Da Ilha Graciosa. O facto de os Lobão da ilha Graciosa se documentarem nos primeiros registos paroquiais da ilha usando por vezes o apelido composto Lobão Botelho leva-me a admitira que possam eventualmente descender de um Luís Lobão, filho de Domingos Lobão e de sua mulher Beatriz de Almeida, que os genealogistas dizem ter vivido na Horta, além-douro, no continente. Este Luís Lobão casou com Luísa Botelho, filha de Luís Botelho e de sua mulher Ana Rodrigues de Magalhães (Gayo, tít. De Botelho, § 32, n.º 12). Deste casal poderia ter sido filho, ou neto, António Lobão Botelho, escrivão dos Órfãos na ilha Graciosa antes de 1583, que casou com Ana da Cunha, filha de Simão da Cunha de Ávila e de sua mulher Maria de Freitas, e viveu na Fonte do Mato. Este último casal terá tido, pelo menos, um filho e uma filha chamada Inês Gonçalves de Ávila, mulher de um Sebastião Álvares, pais de D. Maria Álvares da Cunha Lobão (assim a nomeiam os genealogistas graciosenses) que terá casado com Sebastião Viegas de Ataíde, com geração conhecida.

No mesmo período viveu na Graciosa um João Luís Lobão, possível irmão de António Lobão, escrivão dos Órfãos, acima, que na ilha casou com Maria Machado de quem teve Brás Fernandes (Lobão) – o do mato –, já falecido em 1595, que havia casado na vila da Praia da Graciosa com sua prima como irmã Maria Gonçalves Sodré, filha de António Lobão e de sua mulher Ana da Cunha, supra. Destes últimos foi filho Francisco Lobão Botelho que casou uma primeira vez na mesma vila da Praia com Apolónia Gonçalves, e foram pais de Catarina Lobão, mulher de Belchior Gonçalves de Ávila, com geração até à actualidade.

Também do João Luís Lobão acima referido, poderá ter sido filho, além do mencionado Brás Fernandes – do mato –, um Sebastião de Ávila1 casado na vila da Praia da Graciosa com Catarina de Alvarenga, filha de Brás Afonso – do mato – (já falecido em 1597) e de sua mulher Luzia Dornelas (da Câmara). Deste último casal nasceu Sebastião Luís Lobão, marido de Maria Garcia, pais de Catarina de Alvarenga (sobre a qual o manuscrito do tenente Melo Ribeiro refere, sem adiantar como, nem porquê, que «morreu miseravelmente») que casou com João Espínola Neto, com geração.

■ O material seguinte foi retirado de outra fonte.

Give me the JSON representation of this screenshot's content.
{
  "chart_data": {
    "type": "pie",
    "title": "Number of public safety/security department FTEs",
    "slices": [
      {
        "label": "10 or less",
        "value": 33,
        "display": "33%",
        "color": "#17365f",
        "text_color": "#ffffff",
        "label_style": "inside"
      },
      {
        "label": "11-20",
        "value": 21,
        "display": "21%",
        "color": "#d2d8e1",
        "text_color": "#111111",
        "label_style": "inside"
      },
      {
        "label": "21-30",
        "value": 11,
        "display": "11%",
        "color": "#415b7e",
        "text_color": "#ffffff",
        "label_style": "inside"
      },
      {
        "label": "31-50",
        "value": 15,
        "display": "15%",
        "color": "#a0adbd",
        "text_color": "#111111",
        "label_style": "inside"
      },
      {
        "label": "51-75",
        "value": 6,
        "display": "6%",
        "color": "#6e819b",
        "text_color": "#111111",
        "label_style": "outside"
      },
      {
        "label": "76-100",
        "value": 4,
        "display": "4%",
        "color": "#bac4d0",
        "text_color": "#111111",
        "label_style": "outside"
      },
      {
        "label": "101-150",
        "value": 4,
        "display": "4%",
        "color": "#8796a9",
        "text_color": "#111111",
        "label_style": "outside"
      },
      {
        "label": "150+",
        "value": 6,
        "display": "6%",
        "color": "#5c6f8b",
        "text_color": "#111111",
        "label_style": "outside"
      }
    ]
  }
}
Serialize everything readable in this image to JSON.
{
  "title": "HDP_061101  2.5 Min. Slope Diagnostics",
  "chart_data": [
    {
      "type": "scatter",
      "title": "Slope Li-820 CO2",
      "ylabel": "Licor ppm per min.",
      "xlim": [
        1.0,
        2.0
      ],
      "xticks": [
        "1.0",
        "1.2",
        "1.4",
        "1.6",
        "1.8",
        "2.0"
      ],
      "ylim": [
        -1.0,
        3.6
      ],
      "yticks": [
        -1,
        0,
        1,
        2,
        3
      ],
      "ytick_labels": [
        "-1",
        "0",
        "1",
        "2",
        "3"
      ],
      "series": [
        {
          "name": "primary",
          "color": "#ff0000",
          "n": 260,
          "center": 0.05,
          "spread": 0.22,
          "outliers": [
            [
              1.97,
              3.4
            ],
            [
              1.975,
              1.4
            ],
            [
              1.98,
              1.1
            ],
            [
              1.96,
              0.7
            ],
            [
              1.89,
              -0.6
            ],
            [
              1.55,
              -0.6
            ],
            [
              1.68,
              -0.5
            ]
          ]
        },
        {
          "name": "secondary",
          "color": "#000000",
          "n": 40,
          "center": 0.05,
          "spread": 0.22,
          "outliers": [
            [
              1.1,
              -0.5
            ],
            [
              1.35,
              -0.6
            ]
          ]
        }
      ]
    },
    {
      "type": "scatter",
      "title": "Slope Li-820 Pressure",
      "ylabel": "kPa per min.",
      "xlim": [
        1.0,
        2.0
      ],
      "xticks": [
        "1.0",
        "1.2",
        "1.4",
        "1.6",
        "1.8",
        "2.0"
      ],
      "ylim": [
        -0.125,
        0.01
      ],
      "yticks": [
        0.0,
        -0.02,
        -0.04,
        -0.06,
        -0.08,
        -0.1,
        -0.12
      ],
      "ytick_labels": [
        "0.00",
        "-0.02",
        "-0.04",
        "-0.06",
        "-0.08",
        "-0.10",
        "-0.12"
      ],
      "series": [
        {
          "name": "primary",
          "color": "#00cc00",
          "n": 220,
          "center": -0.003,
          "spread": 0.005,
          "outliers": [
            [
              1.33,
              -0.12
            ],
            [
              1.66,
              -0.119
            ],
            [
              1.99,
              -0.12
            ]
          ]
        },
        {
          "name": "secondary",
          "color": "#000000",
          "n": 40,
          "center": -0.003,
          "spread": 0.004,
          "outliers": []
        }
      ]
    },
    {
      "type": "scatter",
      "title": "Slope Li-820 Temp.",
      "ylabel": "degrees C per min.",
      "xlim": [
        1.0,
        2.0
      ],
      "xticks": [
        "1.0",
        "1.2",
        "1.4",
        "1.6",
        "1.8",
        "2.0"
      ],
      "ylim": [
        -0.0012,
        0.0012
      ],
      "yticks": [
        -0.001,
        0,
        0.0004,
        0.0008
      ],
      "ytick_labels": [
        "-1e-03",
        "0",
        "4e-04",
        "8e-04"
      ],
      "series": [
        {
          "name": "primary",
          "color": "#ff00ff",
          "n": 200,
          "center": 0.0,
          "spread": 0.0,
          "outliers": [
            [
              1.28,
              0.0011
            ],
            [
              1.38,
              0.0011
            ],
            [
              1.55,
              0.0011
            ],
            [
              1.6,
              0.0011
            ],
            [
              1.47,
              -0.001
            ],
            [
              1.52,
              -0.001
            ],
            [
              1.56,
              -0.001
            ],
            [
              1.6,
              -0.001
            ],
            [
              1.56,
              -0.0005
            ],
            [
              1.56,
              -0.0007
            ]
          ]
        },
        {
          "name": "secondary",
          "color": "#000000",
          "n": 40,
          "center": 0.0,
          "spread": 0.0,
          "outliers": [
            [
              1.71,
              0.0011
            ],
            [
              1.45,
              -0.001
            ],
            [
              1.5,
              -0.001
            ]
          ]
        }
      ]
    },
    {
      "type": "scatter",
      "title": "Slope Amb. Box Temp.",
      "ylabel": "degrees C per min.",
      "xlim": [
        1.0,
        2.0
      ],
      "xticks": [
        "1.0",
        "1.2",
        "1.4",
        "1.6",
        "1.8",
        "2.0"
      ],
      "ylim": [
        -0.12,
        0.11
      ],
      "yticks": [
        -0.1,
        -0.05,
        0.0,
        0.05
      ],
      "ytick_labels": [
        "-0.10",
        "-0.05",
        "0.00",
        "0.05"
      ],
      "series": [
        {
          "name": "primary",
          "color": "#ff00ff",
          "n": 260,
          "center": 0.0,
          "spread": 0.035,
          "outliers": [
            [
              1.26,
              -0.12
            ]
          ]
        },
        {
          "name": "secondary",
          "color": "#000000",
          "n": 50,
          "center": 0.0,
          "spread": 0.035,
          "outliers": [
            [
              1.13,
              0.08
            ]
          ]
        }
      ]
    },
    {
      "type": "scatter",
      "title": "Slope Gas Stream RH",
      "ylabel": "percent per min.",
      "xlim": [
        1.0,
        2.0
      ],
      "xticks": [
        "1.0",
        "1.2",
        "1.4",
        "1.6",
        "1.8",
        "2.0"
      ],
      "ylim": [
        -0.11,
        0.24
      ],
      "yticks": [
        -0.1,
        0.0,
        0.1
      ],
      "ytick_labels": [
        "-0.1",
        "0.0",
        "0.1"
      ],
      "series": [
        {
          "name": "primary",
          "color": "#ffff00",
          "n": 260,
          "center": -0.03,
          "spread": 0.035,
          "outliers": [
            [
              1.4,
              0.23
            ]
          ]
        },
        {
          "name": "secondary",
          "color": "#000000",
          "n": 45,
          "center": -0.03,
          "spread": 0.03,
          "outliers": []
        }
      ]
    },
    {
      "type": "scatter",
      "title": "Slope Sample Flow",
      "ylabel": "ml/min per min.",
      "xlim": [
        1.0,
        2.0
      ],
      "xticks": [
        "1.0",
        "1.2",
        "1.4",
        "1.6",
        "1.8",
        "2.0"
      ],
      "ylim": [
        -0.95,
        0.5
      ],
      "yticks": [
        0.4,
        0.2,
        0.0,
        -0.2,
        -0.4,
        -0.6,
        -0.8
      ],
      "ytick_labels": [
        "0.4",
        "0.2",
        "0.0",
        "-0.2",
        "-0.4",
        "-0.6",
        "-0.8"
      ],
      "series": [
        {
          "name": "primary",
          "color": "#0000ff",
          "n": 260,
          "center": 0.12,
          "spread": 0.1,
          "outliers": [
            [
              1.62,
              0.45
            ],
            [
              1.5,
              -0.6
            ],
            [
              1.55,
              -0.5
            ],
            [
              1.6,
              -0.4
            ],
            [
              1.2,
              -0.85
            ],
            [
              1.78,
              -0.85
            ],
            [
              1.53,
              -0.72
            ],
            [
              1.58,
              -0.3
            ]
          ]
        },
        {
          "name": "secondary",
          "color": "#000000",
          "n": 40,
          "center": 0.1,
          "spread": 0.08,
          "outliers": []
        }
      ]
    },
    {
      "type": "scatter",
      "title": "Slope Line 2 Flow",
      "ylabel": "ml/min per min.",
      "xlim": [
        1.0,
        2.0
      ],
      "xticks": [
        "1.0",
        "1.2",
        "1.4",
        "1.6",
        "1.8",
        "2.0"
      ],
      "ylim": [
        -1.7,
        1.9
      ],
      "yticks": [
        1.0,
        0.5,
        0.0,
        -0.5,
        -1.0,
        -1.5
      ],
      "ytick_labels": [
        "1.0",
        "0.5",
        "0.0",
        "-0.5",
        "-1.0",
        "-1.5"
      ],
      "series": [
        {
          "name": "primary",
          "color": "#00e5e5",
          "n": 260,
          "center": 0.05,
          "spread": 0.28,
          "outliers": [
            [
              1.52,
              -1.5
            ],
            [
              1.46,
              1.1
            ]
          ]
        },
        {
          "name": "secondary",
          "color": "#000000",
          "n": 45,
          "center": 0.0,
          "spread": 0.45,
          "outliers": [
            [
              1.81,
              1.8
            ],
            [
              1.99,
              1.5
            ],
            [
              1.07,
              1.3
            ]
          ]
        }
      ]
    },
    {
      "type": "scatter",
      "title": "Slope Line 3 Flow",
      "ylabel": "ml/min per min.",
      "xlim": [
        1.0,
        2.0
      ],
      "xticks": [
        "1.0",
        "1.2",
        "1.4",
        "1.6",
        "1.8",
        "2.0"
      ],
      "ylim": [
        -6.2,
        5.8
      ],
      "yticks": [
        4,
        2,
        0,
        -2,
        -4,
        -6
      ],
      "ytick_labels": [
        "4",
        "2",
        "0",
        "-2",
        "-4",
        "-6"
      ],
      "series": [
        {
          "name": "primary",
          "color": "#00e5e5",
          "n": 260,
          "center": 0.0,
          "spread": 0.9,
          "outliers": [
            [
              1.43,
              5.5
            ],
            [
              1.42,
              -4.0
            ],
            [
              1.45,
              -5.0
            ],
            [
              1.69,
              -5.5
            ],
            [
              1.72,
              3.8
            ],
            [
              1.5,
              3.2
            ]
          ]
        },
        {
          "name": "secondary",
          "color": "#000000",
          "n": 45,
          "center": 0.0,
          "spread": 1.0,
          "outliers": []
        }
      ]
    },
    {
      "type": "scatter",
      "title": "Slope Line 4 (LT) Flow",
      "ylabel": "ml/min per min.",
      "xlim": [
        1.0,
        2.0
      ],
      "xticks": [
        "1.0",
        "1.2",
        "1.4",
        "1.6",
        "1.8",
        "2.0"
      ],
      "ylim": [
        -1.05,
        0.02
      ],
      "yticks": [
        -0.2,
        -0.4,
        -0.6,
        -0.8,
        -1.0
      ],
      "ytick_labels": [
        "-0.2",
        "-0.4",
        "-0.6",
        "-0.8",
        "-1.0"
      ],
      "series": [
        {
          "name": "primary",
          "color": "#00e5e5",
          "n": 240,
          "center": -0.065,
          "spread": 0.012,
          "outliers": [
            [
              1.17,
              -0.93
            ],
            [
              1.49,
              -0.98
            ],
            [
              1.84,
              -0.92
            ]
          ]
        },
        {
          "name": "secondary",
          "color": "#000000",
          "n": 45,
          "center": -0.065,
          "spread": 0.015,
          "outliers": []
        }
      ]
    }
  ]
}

Além destes, outros indivíduos usando este apelido são mencionados nos paroquiais da ilha Graciosa, mas permanecem desentroncado e não foram objecto de estudo sistemático. Manuel Lamas

1 É com este nome que figura no seu registo de casamento, e não como Sebastião Luís Lobão (que é seu filho), como escreveu erradamente o genealogista graciosense Frei André do Coração de Maria.